The Good Samaritan cancer team may offer three main types of treatment for managing head and neck cancer—radiation therapy, surgery and chemotherapy. The primary treatments are radiation therapy or surgery, or both combined; chemotherapy is often used as an additional, or adjuvant, treatment. The most effective combination of these three treatments depends on the site of the cancer and the stage (extent) of the disease.
Recent studies indicate that chemotherapy given at the same time as radiation therapy is more effective than if it is given before a course of radiation therapy. Good Samaritan’s cancer team may provide radiation treatment schedules that include chemotherapy if the stage of the cancer is advanced (advanced stage III or stage IV). The chemotherapy may be given in a variety of ways, including a low daily dose, a moderately low weekly dose, or a relatively higher dose every three to four weeks.
The Department of Radiation Oncology uses high-energy rays to treat cancer and other diseases. When radiation is used in high doses and aimed at targeted areas of the body, the rays can destroy the cancer cells and prevent them from reproducing. In many cases, radiation therapy is the single best treatment for cancer. When used correctly by professionals with special expertise and training, it is very safe and a highly effective treatment for cancer.
Intensity-Modulated Radiation Therapy
With Intensity-Modulated Radiation Therapy (IMRT) through the Varian Edge or Varian TrueBeam, individual radiation beams are further broken down into tiny segments. They are carefully controlled so that the intensity of the beam can change in each little section. Therefore, even irregularly shaped tumors surrounding normal tissue can be irradiated at a high dose, while at the same time protecting healthy, normal tissue that surrounds or is surrounded by the tumor.
Good Samaritan’s Radiation Oncology Department is one of only a few centers in New York State to be accredited by the American College of Radiology.
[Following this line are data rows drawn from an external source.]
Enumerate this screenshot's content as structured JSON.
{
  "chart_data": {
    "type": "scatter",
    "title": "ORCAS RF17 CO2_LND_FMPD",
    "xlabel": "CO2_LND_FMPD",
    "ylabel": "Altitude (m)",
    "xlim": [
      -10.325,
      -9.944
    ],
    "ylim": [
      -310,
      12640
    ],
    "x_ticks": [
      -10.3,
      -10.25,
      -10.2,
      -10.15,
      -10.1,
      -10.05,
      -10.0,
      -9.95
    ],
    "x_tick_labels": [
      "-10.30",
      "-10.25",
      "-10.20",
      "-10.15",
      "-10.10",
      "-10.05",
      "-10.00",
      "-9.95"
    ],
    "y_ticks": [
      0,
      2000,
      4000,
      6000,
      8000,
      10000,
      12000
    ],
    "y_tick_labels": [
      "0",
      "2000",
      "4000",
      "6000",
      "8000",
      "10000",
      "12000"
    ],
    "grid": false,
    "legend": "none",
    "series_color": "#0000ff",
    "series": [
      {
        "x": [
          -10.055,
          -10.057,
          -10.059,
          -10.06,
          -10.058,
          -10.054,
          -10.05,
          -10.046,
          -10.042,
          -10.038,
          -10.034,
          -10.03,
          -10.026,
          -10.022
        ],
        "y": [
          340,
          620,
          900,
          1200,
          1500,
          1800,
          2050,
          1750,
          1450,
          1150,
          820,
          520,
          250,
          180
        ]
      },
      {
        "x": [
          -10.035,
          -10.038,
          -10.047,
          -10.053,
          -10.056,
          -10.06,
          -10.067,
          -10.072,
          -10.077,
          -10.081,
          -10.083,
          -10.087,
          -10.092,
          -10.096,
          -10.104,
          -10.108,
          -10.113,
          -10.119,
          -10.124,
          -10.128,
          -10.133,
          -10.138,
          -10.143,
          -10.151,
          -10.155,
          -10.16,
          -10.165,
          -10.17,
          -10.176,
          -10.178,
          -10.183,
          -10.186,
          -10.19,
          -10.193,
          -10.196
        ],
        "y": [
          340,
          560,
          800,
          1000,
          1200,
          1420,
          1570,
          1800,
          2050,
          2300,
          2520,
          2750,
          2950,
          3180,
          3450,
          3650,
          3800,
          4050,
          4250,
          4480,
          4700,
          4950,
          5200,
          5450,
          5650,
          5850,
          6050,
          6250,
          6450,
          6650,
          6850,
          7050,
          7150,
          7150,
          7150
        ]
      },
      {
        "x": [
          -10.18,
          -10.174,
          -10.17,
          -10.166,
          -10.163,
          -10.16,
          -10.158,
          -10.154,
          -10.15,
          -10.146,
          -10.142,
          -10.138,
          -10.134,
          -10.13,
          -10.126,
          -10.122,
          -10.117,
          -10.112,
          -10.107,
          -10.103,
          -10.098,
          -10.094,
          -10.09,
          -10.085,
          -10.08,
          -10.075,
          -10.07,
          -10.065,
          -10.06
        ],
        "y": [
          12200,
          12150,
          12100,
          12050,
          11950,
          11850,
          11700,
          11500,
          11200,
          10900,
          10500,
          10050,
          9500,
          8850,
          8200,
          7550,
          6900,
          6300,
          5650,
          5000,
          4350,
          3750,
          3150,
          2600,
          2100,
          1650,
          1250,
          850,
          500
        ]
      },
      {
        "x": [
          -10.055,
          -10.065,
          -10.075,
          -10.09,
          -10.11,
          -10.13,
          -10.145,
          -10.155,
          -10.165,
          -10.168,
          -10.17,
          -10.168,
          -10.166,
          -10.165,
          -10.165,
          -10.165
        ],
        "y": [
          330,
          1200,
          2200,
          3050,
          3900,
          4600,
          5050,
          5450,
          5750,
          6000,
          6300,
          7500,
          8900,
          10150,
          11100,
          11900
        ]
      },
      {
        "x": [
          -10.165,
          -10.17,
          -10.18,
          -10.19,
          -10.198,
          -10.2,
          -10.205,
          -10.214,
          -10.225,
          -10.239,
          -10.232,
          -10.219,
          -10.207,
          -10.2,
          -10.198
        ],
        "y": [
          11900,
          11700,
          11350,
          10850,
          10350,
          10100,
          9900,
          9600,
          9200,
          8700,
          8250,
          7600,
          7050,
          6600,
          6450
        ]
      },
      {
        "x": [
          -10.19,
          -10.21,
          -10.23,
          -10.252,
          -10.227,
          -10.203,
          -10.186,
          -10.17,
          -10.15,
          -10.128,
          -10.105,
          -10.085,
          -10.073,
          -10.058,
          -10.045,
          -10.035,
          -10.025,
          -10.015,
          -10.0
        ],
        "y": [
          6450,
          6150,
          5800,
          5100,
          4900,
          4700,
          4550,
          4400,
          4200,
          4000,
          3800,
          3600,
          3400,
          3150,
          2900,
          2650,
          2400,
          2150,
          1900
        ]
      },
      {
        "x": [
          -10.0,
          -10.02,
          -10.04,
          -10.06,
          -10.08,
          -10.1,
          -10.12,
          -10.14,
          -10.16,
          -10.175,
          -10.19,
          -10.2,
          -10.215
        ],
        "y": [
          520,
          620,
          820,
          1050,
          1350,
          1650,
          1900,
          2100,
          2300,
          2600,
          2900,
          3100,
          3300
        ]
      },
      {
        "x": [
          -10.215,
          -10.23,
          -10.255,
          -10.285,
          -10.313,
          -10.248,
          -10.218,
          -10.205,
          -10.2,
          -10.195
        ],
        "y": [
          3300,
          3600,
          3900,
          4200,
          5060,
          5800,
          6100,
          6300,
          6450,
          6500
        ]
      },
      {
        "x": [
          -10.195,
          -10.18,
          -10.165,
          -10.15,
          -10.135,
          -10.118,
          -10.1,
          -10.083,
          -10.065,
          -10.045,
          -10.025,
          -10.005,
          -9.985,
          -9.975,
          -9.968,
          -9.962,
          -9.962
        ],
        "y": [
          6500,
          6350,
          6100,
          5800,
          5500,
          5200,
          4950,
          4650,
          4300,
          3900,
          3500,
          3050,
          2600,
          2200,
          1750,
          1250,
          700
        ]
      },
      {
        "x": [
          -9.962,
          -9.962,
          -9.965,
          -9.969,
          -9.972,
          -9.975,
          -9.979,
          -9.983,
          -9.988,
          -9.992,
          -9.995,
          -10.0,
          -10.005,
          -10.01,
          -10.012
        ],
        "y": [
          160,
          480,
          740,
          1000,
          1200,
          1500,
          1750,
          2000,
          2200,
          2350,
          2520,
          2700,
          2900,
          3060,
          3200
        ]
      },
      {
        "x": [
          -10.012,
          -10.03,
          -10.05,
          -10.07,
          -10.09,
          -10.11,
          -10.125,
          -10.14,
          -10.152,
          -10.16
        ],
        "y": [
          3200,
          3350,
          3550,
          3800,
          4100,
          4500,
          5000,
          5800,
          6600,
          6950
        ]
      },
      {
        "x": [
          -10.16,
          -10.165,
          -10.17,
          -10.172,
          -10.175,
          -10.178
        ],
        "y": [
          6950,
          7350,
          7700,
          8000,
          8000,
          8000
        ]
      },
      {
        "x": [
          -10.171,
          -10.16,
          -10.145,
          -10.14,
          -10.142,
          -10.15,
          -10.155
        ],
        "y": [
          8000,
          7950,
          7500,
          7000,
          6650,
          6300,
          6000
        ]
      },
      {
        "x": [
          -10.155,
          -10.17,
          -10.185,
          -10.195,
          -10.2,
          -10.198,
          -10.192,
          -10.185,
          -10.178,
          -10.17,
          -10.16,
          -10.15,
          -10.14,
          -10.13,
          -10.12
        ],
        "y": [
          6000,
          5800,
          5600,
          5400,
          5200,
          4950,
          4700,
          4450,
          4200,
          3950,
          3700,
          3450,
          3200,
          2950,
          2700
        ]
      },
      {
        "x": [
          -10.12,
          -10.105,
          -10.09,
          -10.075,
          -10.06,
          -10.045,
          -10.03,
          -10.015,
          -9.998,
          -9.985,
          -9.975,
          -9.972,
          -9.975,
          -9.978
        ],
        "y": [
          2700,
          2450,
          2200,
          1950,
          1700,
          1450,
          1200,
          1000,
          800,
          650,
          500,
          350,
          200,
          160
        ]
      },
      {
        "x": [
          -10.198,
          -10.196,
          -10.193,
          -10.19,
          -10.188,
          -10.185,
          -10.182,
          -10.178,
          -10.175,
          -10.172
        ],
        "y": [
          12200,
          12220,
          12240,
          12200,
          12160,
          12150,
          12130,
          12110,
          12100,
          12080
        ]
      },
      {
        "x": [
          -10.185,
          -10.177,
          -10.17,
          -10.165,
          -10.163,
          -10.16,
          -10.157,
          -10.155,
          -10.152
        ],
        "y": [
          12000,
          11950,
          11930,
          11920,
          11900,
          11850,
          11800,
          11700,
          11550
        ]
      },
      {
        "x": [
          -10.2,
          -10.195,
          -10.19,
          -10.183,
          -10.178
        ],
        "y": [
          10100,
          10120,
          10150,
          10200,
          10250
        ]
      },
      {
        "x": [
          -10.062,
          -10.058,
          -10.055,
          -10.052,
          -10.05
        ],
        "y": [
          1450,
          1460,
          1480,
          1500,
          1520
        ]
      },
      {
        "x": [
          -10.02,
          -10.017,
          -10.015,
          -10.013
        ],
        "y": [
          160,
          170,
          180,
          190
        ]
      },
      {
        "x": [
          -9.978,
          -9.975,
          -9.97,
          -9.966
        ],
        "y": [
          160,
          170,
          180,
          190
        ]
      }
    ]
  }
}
Here patients are treated with compassion, dignity and respect by board certified radiation oncologists. With this experience and technology available locally, patient’s don’t have to go far to get the most far-reaching cancer treatment available.
The Radiation Oncology Department has received a three-year accreditation by the American College of Radiology (ACR)-American Society for Radiation Oncology (ASTRO). Accreditation by ACR-ASTRO demonstrates that Good Samaritan has undergone a comprehensive review process and meets nationally accepted standards of care. The ACR-ASTRO accreditation process signifies that Good Samaritan’s radiation oncology professionals, equipment, quality assurance and radiation safety meet the highest standards.
Another treatment that might be necessary before or after radiation therapy is surgery. In general, if a physician and/or cancer team suggest surgical removal of the tumor, radiation is given afterward if necessary. Sometimes, however, the cancer is extensive or it is not feasible to completely remove the cancer initially. Radiotherapy is then given first to try to shrink the tumor and surgery will follow.